Na segunda parte de sua apresentação, Wlamyra Albuquerque propôs uma investigação acerca das origens e razões para o surgimento da ideia de raças humanas. Ela aponta estudos que sinalizam os conceitos de nação e raça como sobrepostos e dados pela genealogia na Inglaterra do século XVII, citando estudos de Michael Banton. “A ideia do negro como escravo é uma construção que se dá ao longo do tempo nas sociedades escravistas”, afirma.

No Brasil, conforme avalia a professora, populações tão diferentes entre si foram agrupadas enquanto negros. Ela falou sobre o debate de projetos nacionais após a independência da colônia em relação à Portugal e a formação do estado brasileiro. “O Brasil se constitui como uma nação com uma separação muito clara do que é nação, povo e populações”, avalia Wlamyra, sinalizando que índios e negros não eram vistos como cidadãos plenos de direitos, inclusive sendo segregados espacialmente e impedidos de ter acesso à educação. Até mesmo o pensamento de estancar o escravismo no Brasil não contemplava, necessariamente, a ideia de igualdade racial. O racismo científico e a ideia de raça como algo biológico sustentou todo um plano de desigualdade, conforme explica a professora.

Ela destacou Manoel Quirino, Ismael Ribeiro e Domingos da Silva, homens negros que contribuíram, a partir da Bahia, com o debate sobre projetos para a fundação da república após a abolição no Brasil, em 1888, e estiveram entre os poucos os que incluíram a igualdade racial em suas pautas. Wlamyra resgatou ainda a citação de uma crônica de Lima Barreto, em que o autor questiona: “Se a feição, o peso, a forma do crânio nada denotam quanto a inteligência e o vigor mental entre indivíduos da raça branca, porque excomungar o negro?”

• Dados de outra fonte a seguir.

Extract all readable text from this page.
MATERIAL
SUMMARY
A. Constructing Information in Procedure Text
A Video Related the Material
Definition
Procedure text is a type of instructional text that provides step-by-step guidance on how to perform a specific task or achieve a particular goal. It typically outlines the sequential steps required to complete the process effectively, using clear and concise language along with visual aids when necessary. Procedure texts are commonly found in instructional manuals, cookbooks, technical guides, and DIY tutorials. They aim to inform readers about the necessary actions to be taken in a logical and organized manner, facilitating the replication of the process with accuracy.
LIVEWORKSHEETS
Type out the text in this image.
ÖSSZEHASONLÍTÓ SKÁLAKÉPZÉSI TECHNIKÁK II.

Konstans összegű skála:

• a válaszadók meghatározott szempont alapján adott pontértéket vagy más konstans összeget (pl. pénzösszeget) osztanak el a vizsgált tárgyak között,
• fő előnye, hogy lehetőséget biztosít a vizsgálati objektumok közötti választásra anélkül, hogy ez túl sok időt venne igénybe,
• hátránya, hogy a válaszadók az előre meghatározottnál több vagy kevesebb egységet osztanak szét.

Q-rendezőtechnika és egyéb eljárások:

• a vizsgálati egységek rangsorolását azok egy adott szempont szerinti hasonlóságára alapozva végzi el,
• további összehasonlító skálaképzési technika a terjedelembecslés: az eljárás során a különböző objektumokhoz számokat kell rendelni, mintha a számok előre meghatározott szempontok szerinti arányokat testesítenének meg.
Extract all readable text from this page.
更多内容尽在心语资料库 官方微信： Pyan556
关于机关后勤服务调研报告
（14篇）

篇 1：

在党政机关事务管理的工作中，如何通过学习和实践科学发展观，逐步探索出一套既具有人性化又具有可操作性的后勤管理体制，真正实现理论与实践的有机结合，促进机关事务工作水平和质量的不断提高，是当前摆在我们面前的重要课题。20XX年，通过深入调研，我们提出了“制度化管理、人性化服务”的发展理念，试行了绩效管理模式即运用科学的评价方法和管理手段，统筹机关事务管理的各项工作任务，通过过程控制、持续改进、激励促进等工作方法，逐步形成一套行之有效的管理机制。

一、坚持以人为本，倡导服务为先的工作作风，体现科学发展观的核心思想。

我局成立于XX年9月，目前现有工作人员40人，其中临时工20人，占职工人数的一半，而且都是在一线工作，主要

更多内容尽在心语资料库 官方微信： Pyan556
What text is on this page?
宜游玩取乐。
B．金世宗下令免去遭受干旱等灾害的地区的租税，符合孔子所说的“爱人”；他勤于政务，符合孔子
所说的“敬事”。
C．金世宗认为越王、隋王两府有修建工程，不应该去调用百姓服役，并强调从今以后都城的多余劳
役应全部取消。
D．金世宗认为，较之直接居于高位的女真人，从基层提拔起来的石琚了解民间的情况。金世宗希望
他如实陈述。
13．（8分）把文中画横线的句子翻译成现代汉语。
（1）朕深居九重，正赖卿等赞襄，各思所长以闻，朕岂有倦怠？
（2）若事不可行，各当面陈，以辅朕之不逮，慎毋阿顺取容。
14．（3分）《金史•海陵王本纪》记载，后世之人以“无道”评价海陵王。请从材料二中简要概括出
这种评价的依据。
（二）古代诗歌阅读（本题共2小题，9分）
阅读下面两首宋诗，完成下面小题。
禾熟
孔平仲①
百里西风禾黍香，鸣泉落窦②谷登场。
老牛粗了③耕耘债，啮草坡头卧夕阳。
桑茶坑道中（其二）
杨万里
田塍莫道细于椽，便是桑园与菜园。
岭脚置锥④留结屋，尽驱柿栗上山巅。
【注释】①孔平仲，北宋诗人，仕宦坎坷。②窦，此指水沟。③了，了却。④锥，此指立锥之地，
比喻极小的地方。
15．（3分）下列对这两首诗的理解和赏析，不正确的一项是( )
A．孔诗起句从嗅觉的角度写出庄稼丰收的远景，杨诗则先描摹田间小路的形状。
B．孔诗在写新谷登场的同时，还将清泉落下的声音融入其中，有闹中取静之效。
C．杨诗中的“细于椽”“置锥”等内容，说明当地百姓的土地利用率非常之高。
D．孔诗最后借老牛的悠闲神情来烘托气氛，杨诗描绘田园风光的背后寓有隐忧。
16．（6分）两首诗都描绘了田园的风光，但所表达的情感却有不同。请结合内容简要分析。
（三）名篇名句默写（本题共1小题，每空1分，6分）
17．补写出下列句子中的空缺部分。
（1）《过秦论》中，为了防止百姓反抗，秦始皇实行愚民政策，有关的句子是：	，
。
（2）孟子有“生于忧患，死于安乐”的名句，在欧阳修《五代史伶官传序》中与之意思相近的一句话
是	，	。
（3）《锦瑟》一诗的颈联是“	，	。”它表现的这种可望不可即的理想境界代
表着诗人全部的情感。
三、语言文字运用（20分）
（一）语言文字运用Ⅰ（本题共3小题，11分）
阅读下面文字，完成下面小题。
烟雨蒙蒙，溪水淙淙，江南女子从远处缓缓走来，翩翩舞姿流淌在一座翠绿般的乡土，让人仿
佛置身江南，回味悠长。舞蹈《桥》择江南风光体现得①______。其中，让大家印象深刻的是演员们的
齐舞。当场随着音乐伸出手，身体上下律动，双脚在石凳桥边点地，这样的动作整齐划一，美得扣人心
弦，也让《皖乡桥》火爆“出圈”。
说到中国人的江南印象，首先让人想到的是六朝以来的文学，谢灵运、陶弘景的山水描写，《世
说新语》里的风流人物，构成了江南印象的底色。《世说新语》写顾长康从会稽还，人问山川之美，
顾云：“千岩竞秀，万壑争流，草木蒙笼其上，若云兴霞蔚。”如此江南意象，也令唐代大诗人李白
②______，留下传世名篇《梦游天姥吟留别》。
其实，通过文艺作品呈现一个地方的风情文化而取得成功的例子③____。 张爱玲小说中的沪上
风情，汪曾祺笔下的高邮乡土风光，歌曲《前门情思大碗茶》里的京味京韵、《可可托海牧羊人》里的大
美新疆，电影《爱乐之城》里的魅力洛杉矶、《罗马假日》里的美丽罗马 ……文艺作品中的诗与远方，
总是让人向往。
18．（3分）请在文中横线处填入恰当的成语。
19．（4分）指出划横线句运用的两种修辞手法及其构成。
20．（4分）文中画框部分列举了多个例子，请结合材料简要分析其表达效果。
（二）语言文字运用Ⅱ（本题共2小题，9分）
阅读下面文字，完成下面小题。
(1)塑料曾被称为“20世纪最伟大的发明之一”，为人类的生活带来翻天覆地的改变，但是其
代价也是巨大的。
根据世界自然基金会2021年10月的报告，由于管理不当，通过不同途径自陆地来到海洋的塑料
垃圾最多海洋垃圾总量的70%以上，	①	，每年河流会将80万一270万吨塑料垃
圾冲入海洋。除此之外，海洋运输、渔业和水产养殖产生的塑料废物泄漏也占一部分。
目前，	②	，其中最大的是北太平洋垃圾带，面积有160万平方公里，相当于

A professora questiona qual é o sentido político de justificar a desigualdade racial e acredita que há um empreendimento político no sentido de manter essa desigualdade. Ela lembra que o próprio estado brasileiro sabotou diversas possibilidades de educação após a abolição para população escravizada .”Não foi uma falha. Foi um projeto político. O estado brasileiro foi constituído a partir do racismo”. E finalizou desejando “que o racismo não seja mais a lógica que nos estruture”: “O estado precisa ser antirracista para desmontar essa lógica.”